When the football application blanks arrive from McCarter's office, Munro comes back from the last of a long succession of fishing trips, and notes become due for the ALUMNI MAGAZINE, we Jinow that the summer rest period is over and the long grind begins.
The Alumni Records Office supplies a tiding or two as follows: Richard Brown has a new address at 72 Windsor Rd., Wellesley Hills, Mass.; James Carter is chief clerk of District No. 9 of the Railway Mail Service, St. Paul, Minn.; Francis Allen now at 44 Gramercy Park, N. Y. C.; Norm Weaver at Middleburg, N. Y.; Hen Shields in the air conditioning business with General Electric at 11 East Merrick Rd., Freeport, N. Y.; and Gin Mullen at Box 726, Westhampton Beach, L. 1., which sounds like a temporary affair for summer sunning.
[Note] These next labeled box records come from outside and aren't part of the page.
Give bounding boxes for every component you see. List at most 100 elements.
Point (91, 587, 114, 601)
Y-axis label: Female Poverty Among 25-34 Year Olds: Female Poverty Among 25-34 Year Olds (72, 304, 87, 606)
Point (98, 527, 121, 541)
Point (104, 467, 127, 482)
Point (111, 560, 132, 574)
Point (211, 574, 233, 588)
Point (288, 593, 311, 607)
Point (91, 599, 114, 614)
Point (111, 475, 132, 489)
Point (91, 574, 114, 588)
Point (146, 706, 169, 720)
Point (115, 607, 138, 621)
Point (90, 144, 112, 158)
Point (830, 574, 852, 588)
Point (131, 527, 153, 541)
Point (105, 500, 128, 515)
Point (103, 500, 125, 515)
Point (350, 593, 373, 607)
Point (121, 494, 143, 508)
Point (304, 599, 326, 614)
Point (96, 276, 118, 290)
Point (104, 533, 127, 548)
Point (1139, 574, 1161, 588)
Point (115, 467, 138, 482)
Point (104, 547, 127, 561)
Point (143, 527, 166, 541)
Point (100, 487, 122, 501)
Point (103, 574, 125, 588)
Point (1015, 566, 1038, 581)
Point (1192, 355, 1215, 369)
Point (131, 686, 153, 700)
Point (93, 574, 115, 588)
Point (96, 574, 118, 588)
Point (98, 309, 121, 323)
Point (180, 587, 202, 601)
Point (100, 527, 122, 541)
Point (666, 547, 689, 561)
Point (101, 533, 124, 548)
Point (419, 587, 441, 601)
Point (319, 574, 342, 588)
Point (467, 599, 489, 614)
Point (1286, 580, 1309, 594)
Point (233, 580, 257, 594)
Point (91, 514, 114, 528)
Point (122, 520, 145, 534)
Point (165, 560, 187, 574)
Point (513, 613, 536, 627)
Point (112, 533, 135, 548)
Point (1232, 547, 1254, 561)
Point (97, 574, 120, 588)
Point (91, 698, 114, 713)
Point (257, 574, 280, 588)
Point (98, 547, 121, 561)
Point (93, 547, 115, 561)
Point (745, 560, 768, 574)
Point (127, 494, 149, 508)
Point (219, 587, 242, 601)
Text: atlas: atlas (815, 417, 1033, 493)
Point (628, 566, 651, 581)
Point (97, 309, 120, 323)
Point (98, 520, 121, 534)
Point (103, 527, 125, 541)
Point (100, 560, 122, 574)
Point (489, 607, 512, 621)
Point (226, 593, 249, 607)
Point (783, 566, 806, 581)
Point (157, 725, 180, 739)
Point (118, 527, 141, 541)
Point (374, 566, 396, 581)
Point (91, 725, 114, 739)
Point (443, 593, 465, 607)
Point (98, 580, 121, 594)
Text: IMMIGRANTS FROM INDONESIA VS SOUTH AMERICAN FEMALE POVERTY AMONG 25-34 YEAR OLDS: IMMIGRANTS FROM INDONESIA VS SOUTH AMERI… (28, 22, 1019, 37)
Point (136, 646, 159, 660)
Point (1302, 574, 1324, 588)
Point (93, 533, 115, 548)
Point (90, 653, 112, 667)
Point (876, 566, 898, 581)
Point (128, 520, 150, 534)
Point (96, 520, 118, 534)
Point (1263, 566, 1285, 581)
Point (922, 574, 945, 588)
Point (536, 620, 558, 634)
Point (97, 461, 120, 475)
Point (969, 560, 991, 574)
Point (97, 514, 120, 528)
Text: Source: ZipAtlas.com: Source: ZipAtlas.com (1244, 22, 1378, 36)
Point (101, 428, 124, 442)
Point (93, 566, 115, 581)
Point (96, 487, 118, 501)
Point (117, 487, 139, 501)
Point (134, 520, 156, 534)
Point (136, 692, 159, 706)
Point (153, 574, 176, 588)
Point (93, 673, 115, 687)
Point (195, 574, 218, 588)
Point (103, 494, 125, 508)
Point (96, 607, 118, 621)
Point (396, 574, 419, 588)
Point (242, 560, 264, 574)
Art Brentano is running a bookstore on Fifth Avenue, which doesn't seem entirely new somehow; Dick Seward is in the wholesale redwood lumber business in Los Angeles, Calif., living in San Marino; Hal Janes—new address, 9 Holman St., Waltham, Mass.; Certified Public Accountant Larry Aldrich is living at 97 Bradford St., Rye, N. Y.; Richard Wilder is claims supervisor of the Social Security Board, Manchester, N. H.; and Jim Stevens is with the Otselic Valley Nat'l Bank, So. Otselic, N. Y.
Walter Aylsworth reports his address as R. F. D. 2, Princess Anne, Md., and his business as operator of a summer resort; Wilbur Johnson is at 428 Walnut St., New Orleans, La.; Chuck Eaton has a new address at 111 Gordon Rd., Waban, Mass.; Milt Tucker is an architect living at 1511 22d St., N.W., Washington, D. C.; and Wally Baker is now at 3090 Woodbury Rd., Shaker Heights, Ohio.
The approaching football season is the breeding time of class news. Just now we are destitute except for the above and a few words about our coming Twentieth Reunion. We have heard so much from 'l7 and '18 about how colossal were their affairs that we have, got scared and are starting good and early with the business of making them look their own puny size. It is Spider's desire to have things pretty well organized before the Harvard game. With this in mind the Executive Committee is now being formed. Your President has appointed Louie Munro and Elmer Pilsbury co-chairmen, and before these words reach you they will have their committee together and will have had several meetings. Munro as you know has served as chairman of reunion committees since you were a small boy and has the experience of the ages laid away in his bald skull in neat strata, which disclose to the geologically minded the history of the class. Pilsbury brings to the job a fresh viewpoint, a genius for organization, and a mean ability to play the piano, should the committee wish to sing at any of its meetings. Start saving now and get braced for the pressure to be laid on.
The only other tidbit of news was gleaned from a recent article in the Boston Post. It dealt with the life of Congressman Joe Martin of Massachusetts, chairman of the Republican National Congressional Campaign Committee, and stated that he had wanted to go to Dartmouth but could not, and so chose the next best thing in sending his two brothers there—one of these is, in case you wouldn't know, E. E. (Spider to you) Martin, our illustrious class president.